LA VERA+CRUZ CELEBRA ESTE MARTES SOLEMNE EUCARISTÍA POR LOS NIÑOS ABORTADOS EN 2015

Como se relata en el Nuevo Testamento, el Rey Herodes ordenó una matanza en Belén para acabar con todos los niños menores de dos años y asegurarse, de esta forma, que el anunciado Mesías, futuro Rey de Israel, era asesinado.

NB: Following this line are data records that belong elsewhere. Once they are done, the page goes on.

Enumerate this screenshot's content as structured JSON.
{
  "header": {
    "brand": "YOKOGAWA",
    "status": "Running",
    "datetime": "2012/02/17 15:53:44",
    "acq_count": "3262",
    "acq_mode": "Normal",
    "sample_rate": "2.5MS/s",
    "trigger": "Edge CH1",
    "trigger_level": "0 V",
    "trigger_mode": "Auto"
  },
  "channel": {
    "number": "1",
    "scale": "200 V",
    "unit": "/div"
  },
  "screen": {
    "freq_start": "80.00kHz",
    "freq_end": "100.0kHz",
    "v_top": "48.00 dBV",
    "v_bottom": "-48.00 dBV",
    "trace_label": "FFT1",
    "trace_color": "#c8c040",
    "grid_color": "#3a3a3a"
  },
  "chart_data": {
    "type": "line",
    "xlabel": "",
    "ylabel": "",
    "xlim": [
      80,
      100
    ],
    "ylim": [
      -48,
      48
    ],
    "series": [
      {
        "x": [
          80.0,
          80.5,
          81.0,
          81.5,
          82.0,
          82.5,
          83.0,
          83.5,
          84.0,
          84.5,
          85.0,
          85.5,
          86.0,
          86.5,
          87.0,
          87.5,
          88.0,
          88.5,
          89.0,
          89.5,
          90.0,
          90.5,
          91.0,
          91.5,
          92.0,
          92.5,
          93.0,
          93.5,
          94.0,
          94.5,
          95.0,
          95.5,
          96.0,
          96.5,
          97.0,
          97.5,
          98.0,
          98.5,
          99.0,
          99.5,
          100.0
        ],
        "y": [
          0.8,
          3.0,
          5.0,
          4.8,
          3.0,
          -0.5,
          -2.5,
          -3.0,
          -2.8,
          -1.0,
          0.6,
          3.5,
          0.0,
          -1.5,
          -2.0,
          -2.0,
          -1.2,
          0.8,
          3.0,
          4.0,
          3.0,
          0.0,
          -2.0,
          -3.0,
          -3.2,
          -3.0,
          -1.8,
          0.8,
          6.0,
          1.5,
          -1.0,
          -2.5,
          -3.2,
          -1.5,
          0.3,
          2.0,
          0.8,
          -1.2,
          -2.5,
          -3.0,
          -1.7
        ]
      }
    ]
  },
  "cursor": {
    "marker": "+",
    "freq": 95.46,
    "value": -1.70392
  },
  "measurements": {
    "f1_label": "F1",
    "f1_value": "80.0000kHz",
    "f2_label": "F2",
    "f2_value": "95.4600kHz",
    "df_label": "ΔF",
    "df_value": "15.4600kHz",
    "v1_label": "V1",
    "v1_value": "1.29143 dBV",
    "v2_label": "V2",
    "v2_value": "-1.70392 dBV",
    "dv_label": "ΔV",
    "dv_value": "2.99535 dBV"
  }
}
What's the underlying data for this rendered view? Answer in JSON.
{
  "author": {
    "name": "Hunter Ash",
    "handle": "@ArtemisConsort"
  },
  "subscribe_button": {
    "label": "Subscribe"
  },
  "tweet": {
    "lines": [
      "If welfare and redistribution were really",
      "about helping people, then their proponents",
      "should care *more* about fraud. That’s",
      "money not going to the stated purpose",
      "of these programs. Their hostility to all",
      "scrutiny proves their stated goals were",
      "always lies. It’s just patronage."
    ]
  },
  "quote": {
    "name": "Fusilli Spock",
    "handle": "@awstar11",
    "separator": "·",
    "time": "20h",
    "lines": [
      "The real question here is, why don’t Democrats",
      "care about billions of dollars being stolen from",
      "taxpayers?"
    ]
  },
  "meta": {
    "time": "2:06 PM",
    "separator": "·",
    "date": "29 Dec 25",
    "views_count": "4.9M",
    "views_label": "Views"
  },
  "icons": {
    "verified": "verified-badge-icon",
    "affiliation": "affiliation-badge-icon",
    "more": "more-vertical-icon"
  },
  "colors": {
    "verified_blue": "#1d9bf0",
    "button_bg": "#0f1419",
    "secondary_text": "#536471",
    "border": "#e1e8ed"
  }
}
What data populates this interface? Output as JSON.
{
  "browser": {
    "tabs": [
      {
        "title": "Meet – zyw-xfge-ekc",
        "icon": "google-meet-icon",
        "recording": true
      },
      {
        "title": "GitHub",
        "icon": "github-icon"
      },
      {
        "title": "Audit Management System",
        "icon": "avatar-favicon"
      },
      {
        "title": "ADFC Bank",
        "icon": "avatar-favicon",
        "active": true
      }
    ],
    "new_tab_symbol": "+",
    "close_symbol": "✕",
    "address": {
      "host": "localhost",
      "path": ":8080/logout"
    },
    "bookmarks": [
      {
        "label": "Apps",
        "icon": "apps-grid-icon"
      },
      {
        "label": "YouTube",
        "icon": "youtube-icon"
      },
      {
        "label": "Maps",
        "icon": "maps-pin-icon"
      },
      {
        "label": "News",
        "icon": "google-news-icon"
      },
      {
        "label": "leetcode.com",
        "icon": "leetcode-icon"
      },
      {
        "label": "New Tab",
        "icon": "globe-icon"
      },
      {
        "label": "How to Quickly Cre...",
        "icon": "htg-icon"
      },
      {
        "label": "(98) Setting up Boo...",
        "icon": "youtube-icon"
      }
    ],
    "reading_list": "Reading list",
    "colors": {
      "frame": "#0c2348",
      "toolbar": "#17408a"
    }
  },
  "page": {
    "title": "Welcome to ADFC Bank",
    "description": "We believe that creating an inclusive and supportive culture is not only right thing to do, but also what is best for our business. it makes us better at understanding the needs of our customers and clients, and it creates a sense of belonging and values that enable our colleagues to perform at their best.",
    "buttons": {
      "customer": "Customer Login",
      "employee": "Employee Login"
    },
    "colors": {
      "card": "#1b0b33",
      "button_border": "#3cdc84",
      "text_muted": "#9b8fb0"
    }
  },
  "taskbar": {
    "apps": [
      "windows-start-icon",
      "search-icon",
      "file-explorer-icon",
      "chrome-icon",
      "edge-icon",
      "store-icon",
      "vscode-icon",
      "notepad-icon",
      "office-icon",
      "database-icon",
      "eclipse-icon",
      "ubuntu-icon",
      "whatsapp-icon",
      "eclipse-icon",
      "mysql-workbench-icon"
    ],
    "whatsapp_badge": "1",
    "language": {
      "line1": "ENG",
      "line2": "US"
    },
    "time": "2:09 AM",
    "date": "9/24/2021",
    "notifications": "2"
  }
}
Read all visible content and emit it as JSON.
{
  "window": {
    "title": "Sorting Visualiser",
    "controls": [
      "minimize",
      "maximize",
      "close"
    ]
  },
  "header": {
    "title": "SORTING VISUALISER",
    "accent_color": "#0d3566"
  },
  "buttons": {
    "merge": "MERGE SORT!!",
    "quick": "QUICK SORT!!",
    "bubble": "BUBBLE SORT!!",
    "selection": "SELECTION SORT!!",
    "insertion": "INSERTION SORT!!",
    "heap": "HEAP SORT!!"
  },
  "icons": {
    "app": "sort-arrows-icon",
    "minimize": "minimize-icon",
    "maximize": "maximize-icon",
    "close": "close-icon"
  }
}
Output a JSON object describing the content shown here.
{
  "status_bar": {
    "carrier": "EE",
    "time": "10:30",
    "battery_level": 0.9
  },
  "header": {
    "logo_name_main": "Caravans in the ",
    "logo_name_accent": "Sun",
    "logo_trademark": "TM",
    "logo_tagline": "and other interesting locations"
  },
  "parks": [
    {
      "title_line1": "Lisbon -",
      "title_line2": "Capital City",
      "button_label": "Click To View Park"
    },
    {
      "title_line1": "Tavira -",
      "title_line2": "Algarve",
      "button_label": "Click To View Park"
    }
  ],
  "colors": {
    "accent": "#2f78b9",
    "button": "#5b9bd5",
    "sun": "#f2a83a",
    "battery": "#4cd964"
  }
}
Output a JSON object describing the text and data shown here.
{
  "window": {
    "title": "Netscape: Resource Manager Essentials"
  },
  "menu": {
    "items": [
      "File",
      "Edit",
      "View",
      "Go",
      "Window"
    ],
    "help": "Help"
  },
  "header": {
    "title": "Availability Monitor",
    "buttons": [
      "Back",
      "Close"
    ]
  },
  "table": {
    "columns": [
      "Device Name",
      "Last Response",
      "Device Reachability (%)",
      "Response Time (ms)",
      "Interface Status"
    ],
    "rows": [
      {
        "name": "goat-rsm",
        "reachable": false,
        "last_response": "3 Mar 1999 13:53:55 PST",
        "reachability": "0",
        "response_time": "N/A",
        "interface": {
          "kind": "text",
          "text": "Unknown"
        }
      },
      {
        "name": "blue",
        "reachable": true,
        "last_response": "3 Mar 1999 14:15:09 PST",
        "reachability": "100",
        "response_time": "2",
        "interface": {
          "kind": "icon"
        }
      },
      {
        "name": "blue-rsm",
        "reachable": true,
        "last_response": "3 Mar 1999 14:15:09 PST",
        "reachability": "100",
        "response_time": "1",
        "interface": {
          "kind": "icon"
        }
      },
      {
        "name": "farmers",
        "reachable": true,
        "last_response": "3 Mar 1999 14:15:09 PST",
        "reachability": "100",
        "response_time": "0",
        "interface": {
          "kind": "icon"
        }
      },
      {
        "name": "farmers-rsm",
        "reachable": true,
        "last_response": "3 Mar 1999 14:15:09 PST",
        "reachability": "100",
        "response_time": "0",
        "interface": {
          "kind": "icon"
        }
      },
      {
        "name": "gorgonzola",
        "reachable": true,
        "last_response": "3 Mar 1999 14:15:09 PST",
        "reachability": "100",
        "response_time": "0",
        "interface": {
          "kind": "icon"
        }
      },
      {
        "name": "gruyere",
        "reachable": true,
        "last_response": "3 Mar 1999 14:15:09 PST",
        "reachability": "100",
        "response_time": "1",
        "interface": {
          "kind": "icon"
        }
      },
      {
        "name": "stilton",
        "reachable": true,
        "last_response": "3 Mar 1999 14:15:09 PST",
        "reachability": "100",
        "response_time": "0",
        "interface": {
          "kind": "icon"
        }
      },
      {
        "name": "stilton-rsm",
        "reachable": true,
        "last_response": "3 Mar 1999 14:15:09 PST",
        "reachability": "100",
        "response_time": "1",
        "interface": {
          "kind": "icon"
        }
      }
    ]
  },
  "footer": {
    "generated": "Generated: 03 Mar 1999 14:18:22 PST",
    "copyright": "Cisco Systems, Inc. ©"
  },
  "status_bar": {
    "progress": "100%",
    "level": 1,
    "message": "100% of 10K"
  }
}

Desde entonces, la Iglesia Católica conmemora cada 28 de diciembre la fiesta de los Santos Inocentes, para recordar esas crueles muertes infantiles.

Es por ello que, la Hermandad de la Vera+Cruz celebrará una Solemne Eucaristía por las almas de los niños abortados en el año 2015, la cual tendrá lugar este martes 29 de diciembre, a las 19'00 horas en la Iglesia Mayor Parroquial de Nuestra Señora de la O. La misma estará presidida, en nombre del Señor, por el Muy Ilustre Sr. D. Juan Celio Jacinto del Castillo Espinosa, pbro. (Canónigo Prefecto de Liturgia de la S.I.C. de Jerez de la Frontera, Párroco de la de Nuestra Señora de la O de nuestra ciudad, y Director Espiritual de la Hermandad).

Asimismo, la citada corporación del Viernes Santo exponen que, "como miembros de la Iglesia y actuando en conciencia con los valores de la Comunidad Católica", se suman al hecho de la defensa de la Vida y, de la misma forma se acogen al siguiente manifiesto:

PRIMERO.- Que el derecho a la vida es aquel derecho natural, originario y primario que tiene todo ser humano desde su etapa inicial, embrionaria y fetal, hasta su muerte; constituyéndose la propia vida como un derecho fundamental, universal e inviolable y como sustentáculo del que penden el resto de derechos.

SEGUNDO.- Que ninguna consideración legal, cultural, política, científica o económica puede autorizar a disponer de esa vida y mucho menos a eliminarla; no debiendo disposición alguna legitimar un atentado contra la vida humana.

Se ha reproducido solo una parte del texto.